Bugpowder: Looks like my call to short it at 1BTC would have been profitable, if I had pulled the trigged and not gotten stopped out. :-P
Bugpowder: ThickAsThieves: Did you short your AM PTs all the way down?
ThickAsThieves: decentralize all the things!
dexX7: here is a nice way to track the books: http://blockchained.com/depth_mtgox_15d.png
mircea_popescu: 37k all the btc left, srsly ?
pankkake: yeah, the advantage is that there is no shortage of them :p
pankkake: perhaps they'll buy DPR's coins!
gribble: This order would exceed the size of the order book. You would buy 37088.785 bitcoins, for a total of 6626978770.6762 USD and take the price to 99999999999.0000. | Data vintage: 113.4446 seconds
gribble: This order would exceed the size of the order book.

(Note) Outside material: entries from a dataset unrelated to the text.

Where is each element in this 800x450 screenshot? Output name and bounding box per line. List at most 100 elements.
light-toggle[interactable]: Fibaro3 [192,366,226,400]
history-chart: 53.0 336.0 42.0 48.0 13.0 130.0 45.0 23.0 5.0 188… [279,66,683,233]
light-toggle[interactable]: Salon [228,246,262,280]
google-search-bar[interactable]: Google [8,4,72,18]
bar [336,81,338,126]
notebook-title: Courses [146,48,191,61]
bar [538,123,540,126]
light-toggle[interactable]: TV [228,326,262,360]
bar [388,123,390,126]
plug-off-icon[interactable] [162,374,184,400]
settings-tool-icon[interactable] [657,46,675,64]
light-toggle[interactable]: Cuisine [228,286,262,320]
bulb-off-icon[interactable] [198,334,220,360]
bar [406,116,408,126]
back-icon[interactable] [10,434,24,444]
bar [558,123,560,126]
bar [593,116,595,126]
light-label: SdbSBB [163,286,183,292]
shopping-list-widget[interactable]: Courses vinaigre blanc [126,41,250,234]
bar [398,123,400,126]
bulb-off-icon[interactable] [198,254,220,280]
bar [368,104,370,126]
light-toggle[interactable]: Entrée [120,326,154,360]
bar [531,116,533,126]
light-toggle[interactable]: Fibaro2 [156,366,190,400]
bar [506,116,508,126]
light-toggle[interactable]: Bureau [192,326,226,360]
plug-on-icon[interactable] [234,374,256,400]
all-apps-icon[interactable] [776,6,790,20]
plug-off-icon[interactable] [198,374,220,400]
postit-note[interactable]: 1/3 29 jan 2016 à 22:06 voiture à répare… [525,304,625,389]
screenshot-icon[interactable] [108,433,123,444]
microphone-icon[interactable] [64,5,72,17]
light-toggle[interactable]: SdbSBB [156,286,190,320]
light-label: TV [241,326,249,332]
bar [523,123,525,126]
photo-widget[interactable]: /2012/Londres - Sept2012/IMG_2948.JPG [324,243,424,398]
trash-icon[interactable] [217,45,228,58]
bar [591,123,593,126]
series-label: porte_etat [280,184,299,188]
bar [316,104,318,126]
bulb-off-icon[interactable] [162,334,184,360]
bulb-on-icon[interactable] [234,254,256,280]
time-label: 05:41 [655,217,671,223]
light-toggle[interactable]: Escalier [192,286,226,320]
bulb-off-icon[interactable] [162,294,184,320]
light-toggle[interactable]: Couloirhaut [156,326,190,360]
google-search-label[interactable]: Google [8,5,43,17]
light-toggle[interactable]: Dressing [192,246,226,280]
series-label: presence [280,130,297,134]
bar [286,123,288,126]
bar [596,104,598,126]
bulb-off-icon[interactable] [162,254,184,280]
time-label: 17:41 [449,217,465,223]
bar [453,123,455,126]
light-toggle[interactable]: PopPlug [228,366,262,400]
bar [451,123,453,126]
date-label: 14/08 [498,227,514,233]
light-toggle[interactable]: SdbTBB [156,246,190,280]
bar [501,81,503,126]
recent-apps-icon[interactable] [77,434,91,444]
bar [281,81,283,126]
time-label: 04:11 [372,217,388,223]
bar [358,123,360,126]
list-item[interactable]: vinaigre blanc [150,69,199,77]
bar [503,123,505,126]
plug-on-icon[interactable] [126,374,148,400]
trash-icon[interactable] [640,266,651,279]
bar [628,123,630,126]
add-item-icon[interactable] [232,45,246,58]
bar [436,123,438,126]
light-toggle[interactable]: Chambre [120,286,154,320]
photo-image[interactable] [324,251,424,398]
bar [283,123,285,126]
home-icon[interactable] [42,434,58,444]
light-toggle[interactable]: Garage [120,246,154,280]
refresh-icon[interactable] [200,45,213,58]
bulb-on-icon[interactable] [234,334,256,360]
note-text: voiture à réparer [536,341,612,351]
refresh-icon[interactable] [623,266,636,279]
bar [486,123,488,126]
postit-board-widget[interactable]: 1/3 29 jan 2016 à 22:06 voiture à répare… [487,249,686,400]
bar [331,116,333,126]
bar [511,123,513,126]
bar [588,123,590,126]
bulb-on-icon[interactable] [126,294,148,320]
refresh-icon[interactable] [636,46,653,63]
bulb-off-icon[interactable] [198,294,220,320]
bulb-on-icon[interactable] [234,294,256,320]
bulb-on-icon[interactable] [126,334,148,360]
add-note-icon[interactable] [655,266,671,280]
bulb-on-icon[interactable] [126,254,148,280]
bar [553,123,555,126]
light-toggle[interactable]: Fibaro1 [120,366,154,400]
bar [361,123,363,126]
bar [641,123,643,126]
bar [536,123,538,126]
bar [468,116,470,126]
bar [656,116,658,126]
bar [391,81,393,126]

You would buy 37088.785 bitcoins, for a total of 6626978770.6762 USD and take the price to 99999999999.0000. | Data vintage: 107.4166 seconds
gribble: A market order to buy 20000 bitcoins right now would take 4511753.5588 USD and would take the last price up to 248.6458 USD, resulting in an average price of 225.5877 USD/BTC. | Data vintage: 94.1080 seconds
pankkake: it's probably only looking at mtgox though
lurker: samn, I wanted to buy for 20M$ in BTC. I guess the Vii will have to be patient...
gribble: This order would exceed the size of the order book. You would buy 37088.785 bitcoins, for a total of 6626978770.6762 USD and take the price to 99999999999.0000. | Data vintage: 0.0037 seconds
gribble: MtGox BTCUSD ticker | Best bid: 206.99000, Best ask: 207.40932, Bid-ask spread: 0.41932, Last trade: 206.96100, 24 hour volume: 10522.93290146, 24 hour low: 200.42000, 24 hour high: 209.79000, 24 hour vwap: 206.35675
jurov: RIP. these fkn chemtrails, you know.